Les rencontres et sommets se sont multipliés depuis, mais la déforestation mondiale ne s’est pas arrêtée, loin de là. Dans un rapport publié mardi, un groupe d’ONG et de chercheurs a constaté que le monde était en train d’échouer à tenir sa promesse d’y mettre fin et d’inverser son cours d’ici 2030, en estimant que quelque 6,6 millions d’hectares de forêt avaient été perdus dans le monde en 2022, dont une grande partie de forêt primaire dans les régions tropicales.
Prendre en compte les droits des communautés
Dans un communiqué publié à la veille de l’évènement, l’organisation de défense de la nature, Greenpeace, a exhorté les dirigeants à améliorer le respect des droits des communautés dans les politiques de protection des forêts.
La résolution de la crise du climat et de la biodiversité exige des plans et des solutions intégrés, car il existe des dépendances fonctionnelles entre la biodiversité, l’intégrité des écosystèmes et l’atténuation et l’adaptation au climat.
Dès lors, la reconnaissance du rôle fondamental des peuples autochtones, des communautés locales et d’autres groupes détenteurs de droits dans la protection et la restauration de ces forêts, devient importante.
D’après Greenpeace, plus de 75 % des forêts sont protégées par les peuples autochtones et les communautés locales, mais leur rôle et leurs connaissances en matière de protection de la nature et de la biodiversité n’ont pas encore été suffisamment reconnus.
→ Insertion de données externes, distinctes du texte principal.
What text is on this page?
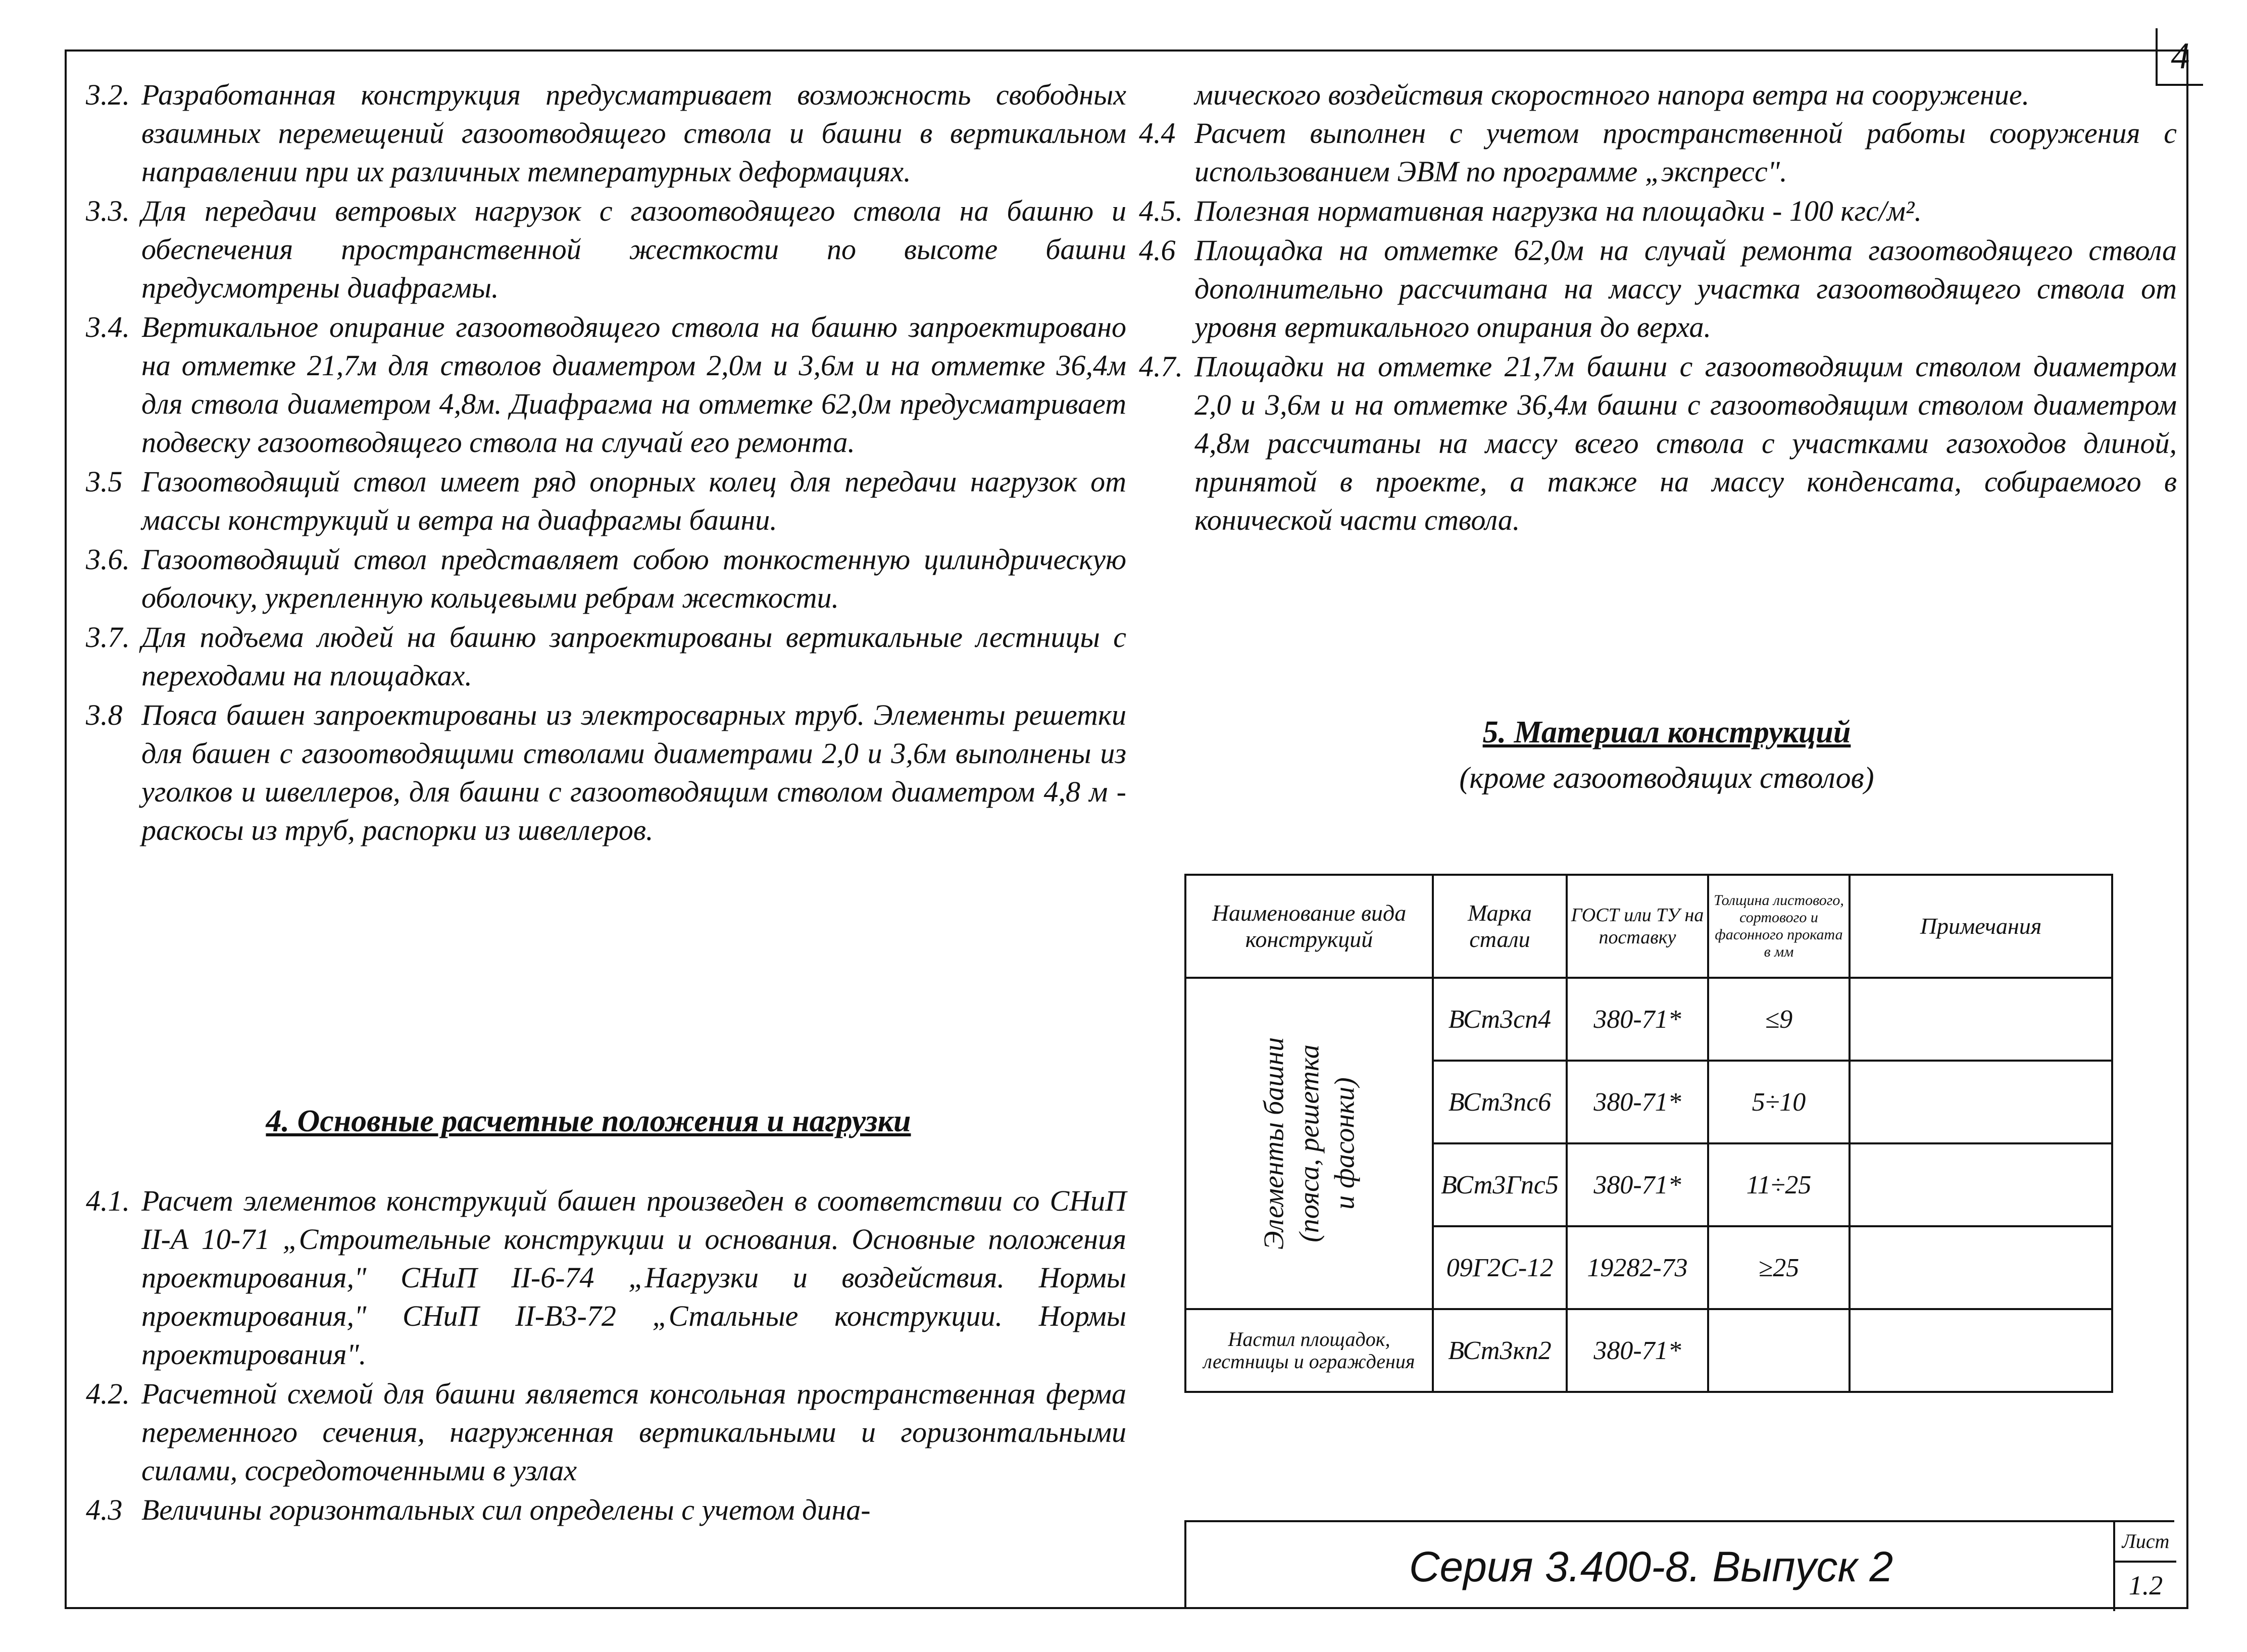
4
3.2. Разработанная конструкция предусматривает возможность свободных взаимных перемещений газоотводящего ствола и башни в вертикальном направлении при их различных температурных деформациях.
3.3. Для передачи ветровых нагрузок с газоотводящего ствола на башню и обеспечения пространственной жесткости по высоте башни предусмотрены диафрагмы.
3.4. Вертикальное опирание газоотводящего ствола на башню запроектировано на отметке 21,7м для стволов диаметром 2,0м и 3,6м и на отметке 36,4м для ствола диаметром 4,8м. Диафрагма на отметке 62,0м предусматривает подвеску газоотводящего ствола на случай его ремонта.
3.5 Газоотводящий ствол имеет ряд опорных колец для передачи нагрузок от массы конструкций и ветра на диафрагмы башни.
3.6. Газоотводящий ствол представляет собою тонкостенную цилиндрическую оболочку, укрепленную кольцевыми ребрам жесткости.
3.7. Для подъема людей на башню запроектированы вертикальные лестницы с переходами на площадках.
3.8 Пояса башен запроектированы из электросварных труб. Элементы решетки для башен с газоотводящими стволами диаметрами 2,0 и 3,6м выполнены из уголков и швеллеров, для башни с газоотводящим стволом диаметром 4,8 м - раскосы из труб, распорки из швеллеров.
4. Основные расчетные положения и нагрузки
4.1. Расчет элементов конструкций башен произведен в соответствии со СНиП II-А 10-71 „Строительные конструкции и основания. Основные положения проектирования," СНиП II-6-74 „Нагрузки и воздействия. Нормы проектирования," СНиП II-В3-72 „Стальные конструкции. Нормы проектирования".
4.2. Расчетной схемой для башни является консольная пространственная ферма переменного сечения, нагруженная вертикальными и горизонтальными силами, сосредоточенными в узлах
4.3 Величины горизонтальных сил определены с учетом дина-
мического воздействия скоростного напора ветра на сооружение.
4.4 Расчет выполнен с учетом пространственной работы сооружения с использованием ЭВМ по программе „экспресс".
4.5. Полезная нормативная нагрузка на площадки - 100 кгс/м².
4.6 Площадка на отметке 62,0м на случай ремонта газоотводящего ствола дополнительно рассчитана на массу участка газоотводящего ствола от уровня вертикального опирания до верха.
4.7. Площадки на отметке 21,7м башни с газоотводящим стволом диаметром 2,0 и 3,6м и на отметке 36,4м башни с газоотводящим стволом диаметром 4,8м рассчитаны на массу всего ствола с участками газоходов длиной, принятой в проекте, а также на массу конденсата, собираемого в конической части ствола.
5. Материал конструкций
(кроме газоотводящих стволов)
Наименование вида конструкций	Марка стали	ГОСТ или ТУ на поставку	Толщина листового, сортового и фасонного проката в мм	Примечания
Элементы башни (пояса, решетка и фасонки)	ВСт3сп4	380-71*	≤9	
	ВСт3пс6	380-71*	5÷10	
	ВСт3Гпс5	380-71*	11÷25	
	09Г2С-12	19282-73	≥25	
Настил площадок, лестницы и ограждения	ВСт3кп2	380-71*		
Серия 3.400-8. Выпуск 2
Лист
1.2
Alors que Brazzaville accueillait le Sommet des trois bassins forestiers de la planète, l’organisation non gouvernementale (ONG) a suggèré une meilleure prise en compte des droits des communautés. «Seuls 17 % des fonds alloués au cours des dix dernières années incluent la participation des peuples autochtones ou des organisations de communautés locales. Les voix des peuples autochtones et des communautés locales doivent être entendues et amplifiées. Ils doivent également avoir accès aux ressources pour maintenir leurs actions autodéterminées en matière de protection de la biodiversité et de lutte contre le changement climatique », indique Greenpeace.
Le crédit carbone, remis en cause
«Nous exhortons les gouvernements des pays des trois bassins à protéger et à restaurer les forêts, en particulier en garantissant la reconnaissance des droits et du rôle des peuples autochtones et des communautés locales. Ces gouvernements devraient se concentrer sur la mise en œuvre d’approches alternatives, durables et non marchandes de financement de la biodiversité et encourager l’action collective », a déclaré Victorine Che Thoener, responsable de portefeuille senior chez Greenpeace International et cheffe de délégation pour le compte de Greenpeace à Brazzaville.
Les nations forestières tropicales jouent un rôle central dans la lutte contre la déforestation tropicale et dans l’élaboration d’une gouvernance mondiale en matière de climat et de biodiversité. Et pour cause : les trois bassins (Amazonie, Congo, Bornéo-Mékong-Asie du Sud-Est) abritent collectivement 80% des forêts tropicales du monde et deux tiers de la biodiversité terrestre.
La réunion de Brazzaville était organisée quelques semaines avant la COP28, la Conférence internationale des Nations unies sur le climat, prévue à Dubaï du 30 novembre au 12 décembre 2023.